La reprise des tensions au Moyen-Orient a provoqué une flambée du prix du baril, rappelant brutalement à quel point notre économie demeure tributaire des hydrocarbures. Lorsque des infrastructures pétrolières sont menacées ou que des sanctions commerciales se multiplient, les marchés énergétiques réagissent immédiatement. Ce n’est pas seulement une question de spéculation : la région produit près de 30 % du pétrole mondial, et toute perturbation y crée un effet domino sur l’approvisionnement planétaire. Les données de l’Agence internationale de l’énergie montrent que chaque dollar d’augmentation du baril se traduit par une hausse de 0,2 % de l’inflation dans les économies importatrices nettes.
Les sanctions et contre-sanctions entre puissances régionales et occidentales aggravent la volatilité. Lorsqu’un pays impose des embargos sur le brut d’un rival, les routes d’approvisionnement se réorganisent de façon chaotique : tankers redirigés, primes d’assurance qui explosent, acheteurs contraints de payer plus cher ailleurs. Ces frictions créent des goulots d’étranglement artificiels qui font grimper les prix bien au-delà des fondamentaux de l’offre et de la demande. Le Canada, bien qu’exportateur net grâce à l’Alberta, n’est pas à l’abri : nos raffineries de l’Est importent encore du brut étranger, et nos entreprises paient le carburant au prix mondial.
Les conséquences se propagent en cascade. D’abord, les consommateurs voient leurs factures d’essence et de chauffage augmenter, rongeant leur pouvoir d’achat. Ensuite, les entreprises de transport et de production répercutent ces coûts sur leurs prix, alimentant une inflation généralisée. Enfin, les gouvernements doivent arbitrer : subventionner les carburants pour amortir le choc social, ou laisser les prix monter et risquer le mécontentement populaire. Dans les deux cas, les finances publiques en souffrent, soit par dépenses directes, soit par ralentissement de la croissance et baisse des recettes fiscales.
Ce qui frappe, c’est l’asymétrie de l’impact.

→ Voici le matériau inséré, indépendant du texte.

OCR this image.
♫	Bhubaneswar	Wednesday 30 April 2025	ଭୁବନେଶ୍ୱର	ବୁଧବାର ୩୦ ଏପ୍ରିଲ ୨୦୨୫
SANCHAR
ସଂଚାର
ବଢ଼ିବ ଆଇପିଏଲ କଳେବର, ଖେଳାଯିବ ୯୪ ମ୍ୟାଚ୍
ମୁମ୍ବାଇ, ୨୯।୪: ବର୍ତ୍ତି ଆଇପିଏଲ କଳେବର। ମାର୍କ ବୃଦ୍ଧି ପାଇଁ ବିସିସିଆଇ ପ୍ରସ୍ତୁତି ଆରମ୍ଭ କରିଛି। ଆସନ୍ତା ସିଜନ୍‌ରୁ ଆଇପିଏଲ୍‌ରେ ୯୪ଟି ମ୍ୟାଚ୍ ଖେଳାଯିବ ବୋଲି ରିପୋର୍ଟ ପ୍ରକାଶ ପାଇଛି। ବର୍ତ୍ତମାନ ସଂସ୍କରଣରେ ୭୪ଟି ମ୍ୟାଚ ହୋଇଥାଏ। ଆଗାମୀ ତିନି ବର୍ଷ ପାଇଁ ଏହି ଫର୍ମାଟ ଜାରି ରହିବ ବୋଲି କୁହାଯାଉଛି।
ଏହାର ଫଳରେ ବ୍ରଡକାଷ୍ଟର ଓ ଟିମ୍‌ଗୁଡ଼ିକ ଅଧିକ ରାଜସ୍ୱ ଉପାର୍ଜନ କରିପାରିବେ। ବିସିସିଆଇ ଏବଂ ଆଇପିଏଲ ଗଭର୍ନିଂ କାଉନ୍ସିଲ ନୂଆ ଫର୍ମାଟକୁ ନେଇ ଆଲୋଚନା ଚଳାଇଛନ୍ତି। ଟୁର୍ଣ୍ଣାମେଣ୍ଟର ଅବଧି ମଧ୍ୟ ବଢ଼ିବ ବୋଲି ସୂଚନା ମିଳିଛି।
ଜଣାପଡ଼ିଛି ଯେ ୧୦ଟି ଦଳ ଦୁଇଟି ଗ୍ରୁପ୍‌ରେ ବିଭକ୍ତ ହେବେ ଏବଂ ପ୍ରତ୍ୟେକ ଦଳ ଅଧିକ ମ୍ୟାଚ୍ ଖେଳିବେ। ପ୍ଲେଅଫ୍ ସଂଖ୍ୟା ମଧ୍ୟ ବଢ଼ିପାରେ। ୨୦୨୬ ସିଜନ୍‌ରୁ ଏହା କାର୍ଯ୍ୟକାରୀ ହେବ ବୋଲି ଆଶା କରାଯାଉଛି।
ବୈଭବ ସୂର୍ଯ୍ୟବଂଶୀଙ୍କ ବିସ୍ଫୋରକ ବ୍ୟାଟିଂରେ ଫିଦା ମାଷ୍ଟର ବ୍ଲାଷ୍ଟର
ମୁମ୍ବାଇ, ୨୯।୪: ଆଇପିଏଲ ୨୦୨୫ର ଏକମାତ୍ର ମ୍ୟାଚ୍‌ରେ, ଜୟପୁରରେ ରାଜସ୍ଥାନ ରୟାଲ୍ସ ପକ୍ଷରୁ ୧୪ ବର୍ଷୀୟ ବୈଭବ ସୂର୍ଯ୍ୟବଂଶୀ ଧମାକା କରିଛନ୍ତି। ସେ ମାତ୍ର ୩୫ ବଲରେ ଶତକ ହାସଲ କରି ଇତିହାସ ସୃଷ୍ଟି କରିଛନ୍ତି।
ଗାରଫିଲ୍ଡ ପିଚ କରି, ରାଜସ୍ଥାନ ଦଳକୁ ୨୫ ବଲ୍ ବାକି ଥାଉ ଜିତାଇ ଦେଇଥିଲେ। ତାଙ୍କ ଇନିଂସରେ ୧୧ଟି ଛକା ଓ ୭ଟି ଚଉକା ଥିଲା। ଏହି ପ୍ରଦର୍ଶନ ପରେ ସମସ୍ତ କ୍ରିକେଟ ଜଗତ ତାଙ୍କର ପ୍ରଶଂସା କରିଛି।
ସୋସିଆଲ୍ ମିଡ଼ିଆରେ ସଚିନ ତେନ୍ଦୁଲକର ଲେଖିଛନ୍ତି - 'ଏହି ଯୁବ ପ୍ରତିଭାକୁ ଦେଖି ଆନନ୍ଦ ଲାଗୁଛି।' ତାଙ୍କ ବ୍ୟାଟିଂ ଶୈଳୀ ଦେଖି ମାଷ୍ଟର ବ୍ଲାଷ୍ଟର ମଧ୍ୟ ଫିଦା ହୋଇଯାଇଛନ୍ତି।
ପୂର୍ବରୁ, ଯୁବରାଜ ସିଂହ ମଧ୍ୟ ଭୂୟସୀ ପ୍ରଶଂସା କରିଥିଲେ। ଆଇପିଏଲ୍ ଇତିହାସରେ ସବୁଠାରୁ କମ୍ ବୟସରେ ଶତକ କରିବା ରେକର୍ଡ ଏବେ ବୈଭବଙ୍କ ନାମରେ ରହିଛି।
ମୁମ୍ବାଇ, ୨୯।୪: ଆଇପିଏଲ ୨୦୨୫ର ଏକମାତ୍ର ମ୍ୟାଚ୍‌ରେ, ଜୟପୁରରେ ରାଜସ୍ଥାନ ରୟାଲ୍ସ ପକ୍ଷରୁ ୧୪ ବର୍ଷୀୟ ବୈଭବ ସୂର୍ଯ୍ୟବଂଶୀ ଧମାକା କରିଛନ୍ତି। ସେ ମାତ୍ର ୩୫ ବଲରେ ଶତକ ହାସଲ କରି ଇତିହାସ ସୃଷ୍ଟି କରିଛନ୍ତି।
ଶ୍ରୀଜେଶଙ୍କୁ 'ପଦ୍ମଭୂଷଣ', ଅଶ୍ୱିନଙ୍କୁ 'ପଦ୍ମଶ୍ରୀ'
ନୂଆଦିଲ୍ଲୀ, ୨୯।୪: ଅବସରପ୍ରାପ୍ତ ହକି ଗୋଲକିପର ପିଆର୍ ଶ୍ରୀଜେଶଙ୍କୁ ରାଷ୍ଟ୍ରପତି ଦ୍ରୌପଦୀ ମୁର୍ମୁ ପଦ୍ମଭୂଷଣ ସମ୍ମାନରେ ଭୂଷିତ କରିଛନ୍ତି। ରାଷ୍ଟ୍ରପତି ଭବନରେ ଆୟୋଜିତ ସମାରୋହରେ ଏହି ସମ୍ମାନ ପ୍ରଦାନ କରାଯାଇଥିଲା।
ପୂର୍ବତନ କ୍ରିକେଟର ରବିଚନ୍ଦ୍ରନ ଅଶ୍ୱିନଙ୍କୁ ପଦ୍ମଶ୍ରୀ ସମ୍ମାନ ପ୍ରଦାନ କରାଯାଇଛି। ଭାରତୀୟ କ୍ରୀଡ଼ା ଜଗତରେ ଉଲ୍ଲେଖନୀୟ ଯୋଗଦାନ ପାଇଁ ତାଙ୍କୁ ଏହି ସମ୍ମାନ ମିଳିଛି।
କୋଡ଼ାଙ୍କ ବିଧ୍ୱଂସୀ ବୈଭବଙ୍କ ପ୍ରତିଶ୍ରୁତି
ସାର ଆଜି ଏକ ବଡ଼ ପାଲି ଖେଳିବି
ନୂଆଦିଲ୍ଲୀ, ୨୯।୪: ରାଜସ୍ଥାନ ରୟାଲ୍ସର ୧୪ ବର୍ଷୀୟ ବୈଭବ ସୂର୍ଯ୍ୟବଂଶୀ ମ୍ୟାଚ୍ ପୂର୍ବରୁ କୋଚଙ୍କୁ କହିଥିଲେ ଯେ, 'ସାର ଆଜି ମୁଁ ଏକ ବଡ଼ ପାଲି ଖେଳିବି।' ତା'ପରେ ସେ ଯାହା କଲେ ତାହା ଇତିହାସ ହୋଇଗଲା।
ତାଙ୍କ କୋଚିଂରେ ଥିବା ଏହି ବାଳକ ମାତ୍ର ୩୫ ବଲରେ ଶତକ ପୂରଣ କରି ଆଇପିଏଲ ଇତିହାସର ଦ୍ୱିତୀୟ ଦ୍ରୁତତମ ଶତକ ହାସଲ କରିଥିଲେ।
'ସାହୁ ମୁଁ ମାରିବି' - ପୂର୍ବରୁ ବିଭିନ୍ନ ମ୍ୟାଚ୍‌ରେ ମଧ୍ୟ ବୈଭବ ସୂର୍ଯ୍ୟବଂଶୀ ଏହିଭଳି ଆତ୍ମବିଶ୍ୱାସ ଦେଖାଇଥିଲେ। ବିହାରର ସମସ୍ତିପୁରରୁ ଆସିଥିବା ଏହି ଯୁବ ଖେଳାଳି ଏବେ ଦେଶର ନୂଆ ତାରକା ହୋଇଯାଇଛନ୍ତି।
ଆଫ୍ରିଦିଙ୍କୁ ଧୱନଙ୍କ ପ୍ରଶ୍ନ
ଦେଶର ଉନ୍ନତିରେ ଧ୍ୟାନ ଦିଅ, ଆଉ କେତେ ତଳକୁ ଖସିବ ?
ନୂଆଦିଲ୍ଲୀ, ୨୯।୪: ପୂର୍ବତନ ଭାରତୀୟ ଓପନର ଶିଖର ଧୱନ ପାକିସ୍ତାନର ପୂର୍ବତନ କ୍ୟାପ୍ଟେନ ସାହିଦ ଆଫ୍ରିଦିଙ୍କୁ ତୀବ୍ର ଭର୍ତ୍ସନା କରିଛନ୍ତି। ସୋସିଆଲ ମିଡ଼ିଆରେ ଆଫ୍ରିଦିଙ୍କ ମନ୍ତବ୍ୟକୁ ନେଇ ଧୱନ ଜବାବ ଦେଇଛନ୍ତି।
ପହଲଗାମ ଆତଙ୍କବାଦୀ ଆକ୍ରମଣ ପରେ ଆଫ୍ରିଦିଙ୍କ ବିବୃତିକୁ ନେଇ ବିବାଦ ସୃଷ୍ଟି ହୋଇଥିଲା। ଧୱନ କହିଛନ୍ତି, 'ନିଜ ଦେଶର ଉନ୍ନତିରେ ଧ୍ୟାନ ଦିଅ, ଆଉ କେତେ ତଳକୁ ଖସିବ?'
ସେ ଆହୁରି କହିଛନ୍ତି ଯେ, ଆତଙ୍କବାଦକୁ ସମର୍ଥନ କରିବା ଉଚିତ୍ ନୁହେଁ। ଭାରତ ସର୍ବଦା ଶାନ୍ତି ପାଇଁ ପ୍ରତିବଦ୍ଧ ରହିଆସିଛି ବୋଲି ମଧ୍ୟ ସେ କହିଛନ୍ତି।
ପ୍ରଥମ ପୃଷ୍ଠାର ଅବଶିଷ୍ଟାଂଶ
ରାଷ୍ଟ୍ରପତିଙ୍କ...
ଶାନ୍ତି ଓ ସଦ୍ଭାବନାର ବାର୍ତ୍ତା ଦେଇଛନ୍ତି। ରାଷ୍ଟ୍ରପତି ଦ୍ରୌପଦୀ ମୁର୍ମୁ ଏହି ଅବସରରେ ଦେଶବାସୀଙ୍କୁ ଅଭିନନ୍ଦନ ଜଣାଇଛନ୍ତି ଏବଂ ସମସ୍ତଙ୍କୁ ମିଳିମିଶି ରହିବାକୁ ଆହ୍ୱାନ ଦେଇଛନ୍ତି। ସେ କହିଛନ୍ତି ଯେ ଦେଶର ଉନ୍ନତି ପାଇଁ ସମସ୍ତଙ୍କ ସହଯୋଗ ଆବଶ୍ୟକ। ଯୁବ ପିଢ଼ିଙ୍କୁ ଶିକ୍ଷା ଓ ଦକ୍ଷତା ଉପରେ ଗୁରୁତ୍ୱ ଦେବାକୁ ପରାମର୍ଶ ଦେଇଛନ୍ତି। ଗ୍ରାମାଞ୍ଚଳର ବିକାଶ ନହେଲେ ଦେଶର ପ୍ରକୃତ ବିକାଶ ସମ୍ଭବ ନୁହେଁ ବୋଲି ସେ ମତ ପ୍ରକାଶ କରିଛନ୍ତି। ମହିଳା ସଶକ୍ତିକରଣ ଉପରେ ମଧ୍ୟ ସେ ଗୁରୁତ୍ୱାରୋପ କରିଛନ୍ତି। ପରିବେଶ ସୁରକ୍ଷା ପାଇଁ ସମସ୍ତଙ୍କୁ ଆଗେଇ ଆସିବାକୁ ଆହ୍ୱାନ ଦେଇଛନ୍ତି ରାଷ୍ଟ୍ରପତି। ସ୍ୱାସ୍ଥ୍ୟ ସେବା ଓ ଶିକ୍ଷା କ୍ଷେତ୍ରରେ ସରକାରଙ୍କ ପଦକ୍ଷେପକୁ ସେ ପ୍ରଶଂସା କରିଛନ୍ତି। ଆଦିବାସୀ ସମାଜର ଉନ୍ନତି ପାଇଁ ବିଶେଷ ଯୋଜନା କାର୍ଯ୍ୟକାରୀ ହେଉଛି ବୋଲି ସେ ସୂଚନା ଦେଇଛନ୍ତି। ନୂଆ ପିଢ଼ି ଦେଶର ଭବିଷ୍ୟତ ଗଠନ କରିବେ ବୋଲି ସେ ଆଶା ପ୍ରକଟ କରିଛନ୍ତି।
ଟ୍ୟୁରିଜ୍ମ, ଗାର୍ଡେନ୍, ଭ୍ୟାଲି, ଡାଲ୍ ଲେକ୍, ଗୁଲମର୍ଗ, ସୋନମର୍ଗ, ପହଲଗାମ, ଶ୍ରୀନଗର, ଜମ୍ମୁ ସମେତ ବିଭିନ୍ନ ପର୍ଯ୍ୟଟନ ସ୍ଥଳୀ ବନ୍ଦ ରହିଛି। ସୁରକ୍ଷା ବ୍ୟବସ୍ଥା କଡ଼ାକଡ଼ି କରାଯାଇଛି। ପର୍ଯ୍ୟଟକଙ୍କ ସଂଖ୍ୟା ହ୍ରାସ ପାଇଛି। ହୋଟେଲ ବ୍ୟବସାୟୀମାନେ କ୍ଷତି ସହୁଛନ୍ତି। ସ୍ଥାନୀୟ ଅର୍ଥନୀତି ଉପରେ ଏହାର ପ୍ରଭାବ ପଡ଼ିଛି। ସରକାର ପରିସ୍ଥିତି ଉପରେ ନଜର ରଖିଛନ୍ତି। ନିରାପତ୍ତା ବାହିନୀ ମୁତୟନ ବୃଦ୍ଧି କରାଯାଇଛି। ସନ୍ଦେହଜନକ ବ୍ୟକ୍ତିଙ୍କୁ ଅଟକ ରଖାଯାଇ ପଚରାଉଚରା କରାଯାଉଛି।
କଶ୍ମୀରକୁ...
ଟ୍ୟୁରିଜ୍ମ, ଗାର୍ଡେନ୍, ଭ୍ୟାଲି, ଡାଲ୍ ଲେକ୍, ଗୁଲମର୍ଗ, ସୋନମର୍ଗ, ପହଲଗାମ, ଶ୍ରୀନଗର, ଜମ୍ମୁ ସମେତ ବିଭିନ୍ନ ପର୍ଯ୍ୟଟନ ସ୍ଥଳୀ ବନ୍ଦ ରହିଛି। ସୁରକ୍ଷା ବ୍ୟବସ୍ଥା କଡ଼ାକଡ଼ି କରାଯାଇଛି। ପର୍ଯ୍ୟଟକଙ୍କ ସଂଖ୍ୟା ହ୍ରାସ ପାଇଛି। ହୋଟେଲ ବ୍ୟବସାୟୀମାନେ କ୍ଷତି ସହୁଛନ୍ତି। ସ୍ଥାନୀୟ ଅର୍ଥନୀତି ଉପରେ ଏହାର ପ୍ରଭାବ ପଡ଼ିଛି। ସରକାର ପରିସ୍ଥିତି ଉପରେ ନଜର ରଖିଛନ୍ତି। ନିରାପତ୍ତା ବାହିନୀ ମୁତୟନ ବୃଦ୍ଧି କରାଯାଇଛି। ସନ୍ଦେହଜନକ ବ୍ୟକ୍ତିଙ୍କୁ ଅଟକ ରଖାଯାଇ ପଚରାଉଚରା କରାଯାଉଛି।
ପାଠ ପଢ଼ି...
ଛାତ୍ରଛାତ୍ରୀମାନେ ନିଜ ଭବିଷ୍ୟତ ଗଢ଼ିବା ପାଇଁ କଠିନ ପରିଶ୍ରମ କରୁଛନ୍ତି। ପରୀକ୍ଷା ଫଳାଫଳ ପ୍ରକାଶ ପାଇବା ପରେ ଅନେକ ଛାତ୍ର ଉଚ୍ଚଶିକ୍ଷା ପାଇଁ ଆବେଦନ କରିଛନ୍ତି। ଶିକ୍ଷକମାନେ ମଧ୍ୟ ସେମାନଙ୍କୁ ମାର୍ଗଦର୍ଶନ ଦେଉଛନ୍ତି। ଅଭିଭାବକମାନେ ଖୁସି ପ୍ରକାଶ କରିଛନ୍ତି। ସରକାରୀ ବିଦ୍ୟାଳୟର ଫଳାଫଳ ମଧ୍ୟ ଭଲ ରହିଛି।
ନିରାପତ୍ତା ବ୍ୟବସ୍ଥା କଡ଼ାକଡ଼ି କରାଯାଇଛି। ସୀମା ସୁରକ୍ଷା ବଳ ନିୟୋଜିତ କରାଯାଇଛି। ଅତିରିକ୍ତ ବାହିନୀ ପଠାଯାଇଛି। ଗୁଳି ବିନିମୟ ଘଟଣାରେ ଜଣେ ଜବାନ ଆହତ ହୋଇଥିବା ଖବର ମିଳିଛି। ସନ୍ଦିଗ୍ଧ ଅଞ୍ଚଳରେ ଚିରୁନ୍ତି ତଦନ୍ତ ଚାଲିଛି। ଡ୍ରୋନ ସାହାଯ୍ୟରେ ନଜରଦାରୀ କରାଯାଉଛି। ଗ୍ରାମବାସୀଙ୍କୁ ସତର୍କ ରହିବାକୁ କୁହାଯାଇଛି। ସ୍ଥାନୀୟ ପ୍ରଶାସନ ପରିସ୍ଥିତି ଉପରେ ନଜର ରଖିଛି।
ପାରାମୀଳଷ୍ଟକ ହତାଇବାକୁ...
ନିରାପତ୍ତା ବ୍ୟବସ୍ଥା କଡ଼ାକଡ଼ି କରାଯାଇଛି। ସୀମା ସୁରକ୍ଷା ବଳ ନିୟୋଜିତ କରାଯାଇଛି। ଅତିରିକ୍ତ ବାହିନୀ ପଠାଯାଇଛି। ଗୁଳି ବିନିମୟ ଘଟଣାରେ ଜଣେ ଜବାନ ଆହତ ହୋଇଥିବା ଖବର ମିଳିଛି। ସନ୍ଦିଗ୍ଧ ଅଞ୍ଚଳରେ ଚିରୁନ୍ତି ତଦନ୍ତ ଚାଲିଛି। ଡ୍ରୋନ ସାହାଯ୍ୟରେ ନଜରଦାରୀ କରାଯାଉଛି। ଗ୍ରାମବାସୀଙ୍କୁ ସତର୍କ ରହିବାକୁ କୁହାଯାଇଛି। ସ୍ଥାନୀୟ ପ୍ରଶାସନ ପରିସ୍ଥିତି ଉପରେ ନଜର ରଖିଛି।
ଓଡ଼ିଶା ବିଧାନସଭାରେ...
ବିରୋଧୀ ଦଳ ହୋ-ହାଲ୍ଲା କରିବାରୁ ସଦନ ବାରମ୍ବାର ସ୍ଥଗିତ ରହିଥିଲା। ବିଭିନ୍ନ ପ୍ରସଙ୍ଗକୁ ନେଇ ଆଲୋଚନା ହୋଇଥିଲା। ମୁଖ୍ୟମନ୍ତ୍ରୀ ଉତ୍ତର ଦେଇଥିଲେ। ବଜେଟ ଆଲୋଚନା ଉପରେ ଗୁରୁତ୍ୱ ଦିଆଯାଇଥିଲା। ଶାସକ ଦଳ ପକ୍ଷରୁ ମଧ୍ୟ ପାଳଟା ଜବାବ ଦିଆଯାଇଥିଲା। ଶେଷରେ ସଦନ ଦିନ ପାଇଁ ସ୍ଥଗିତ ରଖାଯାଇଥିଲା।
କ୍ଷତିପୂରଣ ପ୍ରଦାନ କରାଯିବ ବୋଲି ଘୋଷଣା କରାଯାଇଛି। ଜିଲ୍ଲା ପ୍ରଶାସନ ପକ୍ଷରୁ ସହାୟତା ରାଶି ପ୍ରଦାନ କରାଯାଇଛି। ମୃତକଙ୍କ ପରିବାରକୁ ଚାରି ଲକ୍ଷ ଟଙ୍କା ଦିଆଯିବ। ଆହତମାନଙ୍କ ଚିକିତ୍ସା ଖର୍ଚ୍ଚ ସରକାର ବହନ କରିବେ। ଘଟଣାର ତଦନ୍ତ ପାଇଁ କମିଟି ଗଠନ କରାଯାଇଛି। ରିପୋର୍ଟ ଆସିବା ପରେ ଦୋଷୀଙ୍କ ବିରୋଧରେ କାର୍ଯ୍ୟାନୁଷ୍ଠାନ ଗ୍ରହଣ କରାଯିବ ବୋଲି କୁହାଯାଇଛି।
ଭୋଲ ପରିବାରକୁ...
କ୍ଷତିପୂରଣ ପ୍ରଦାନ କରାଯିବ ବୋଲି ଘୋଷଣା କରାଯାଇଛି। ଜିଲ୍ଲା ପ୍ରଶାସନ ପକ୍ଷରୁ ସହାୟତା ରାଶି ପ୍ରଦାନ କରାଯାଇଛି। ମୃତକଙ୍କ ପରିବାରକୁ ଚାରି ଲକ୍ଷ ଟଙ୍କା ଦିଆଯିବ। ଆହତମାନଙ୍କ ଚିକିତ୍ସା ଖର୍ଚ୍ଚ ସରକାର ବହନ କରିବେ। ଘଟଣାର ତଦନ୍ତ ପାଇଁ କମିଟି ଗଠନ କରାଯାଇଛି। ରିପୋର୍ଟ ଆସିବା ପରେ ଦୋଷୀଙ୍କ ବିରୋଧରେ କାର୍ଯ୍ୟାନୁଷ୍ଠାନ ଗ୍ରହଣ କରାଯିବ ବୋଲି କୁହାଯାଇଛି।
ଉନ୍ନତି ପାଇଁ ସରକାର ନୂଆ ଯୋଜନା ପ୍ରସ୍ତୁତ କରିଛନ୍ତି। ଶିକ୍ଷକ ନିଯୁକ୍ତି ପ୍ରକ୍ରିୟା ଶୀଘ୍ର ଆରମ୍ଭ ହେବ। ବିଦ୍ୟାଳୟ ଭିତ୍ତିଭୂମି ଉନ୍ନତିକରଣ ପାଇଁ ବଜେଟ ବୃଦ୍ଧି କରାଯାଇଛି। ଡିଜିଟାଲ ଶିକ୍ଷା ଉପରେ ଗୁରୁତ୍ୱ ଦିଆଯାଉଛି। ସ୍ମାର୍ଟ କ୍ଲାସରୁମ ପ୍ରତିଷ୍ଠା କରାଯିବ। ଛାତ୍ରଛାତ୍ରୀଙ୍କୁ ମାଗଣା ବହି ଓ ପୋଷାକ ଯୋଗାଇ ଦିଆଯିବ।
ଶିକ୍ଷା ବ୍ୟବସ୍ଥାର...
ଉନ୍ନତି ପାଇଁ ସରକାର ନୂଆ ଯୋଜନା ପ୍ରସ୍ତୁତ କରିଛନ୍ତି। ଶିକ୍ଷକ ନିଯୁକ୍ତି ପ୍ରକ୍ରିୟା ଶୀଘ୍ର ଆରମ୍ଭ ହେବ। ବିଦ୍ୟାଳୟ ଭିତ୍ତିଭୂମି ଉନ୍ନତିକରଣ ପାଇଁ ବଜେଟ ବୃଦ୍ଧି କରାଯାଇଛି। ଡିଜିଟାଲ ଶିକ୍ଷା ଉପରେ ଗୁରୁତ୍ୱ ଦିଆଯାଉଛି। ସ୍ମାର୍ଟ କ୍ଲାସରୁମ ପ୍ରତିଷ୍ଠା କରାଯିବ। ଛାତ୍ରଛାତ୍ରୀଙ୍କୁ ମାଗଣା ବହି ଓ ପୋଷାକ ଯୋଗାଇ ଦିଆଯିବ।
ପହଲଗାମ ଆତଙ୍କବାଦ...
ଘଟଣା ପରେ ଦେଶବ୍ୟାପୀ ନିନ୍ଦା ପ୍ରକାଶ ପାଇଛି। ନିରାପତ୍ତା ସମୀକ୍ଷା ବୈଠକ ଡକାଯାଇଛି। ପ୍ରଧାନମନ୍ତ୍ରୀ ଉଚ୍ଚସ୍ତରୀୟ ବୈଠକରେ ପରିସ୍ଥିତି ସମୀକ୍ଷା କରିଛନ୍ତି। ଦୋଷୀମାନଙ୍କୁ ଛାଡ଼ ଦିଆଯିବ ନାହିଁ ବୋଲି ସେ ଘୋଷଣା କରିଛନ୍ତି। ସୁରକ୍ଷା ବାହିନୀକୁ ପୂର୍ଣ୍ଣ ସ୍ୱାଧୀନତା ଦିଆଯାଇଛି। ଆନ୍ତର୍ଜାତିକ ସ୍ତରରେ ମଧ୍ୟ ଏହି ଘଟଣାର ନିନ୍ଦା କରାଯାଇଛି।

Les ménages à faible revenu consacrent une part disproportionnée de leur budget au transport et à l’énergie : une hausse de 20 % à la pompe peut représenter 3 % de leurs dépenses mensuelles. À l’inverse, les élites économiques, souvent détentrices d’actifs financiers ou immobiliers, peuvent même profiter de la hausse des actions pétrolières ou des rendements obligataires indexés à l’inflation. Cette inégalité face aux chocs géopolitiques souligne l’urgence d’une politique énergétique plus équitable, qui protège les plus vulnérables plutôt que de socialiser les pertes et privatiser les gains.
Réduire notre vulnérabilité exige une stratégie sur trois axes. Premièrement, améliorer l’efficacité énergétique : isolation des bâtiments, transports en commun électrifiés, normes strictes pour les véhicules. Deuxièmement, diversifier nos sources d’énergie : éolien, solaire, hydroélectricité renforcée, stockage par batteries. Troisièmement, accélérer la transition vers une économie bas-carbone, non par idéalisme mais par pragmatisme : chaque dollar investi aujourd’hui en infrastructure verte réduit notre exposition aux caprices des pétromonarchies et aux guerres lointaines. Les données sont claires, l’empathie commande d’agir : il est temps de transformer ce risque récurrent en opportunité de bâtir une résilience durable.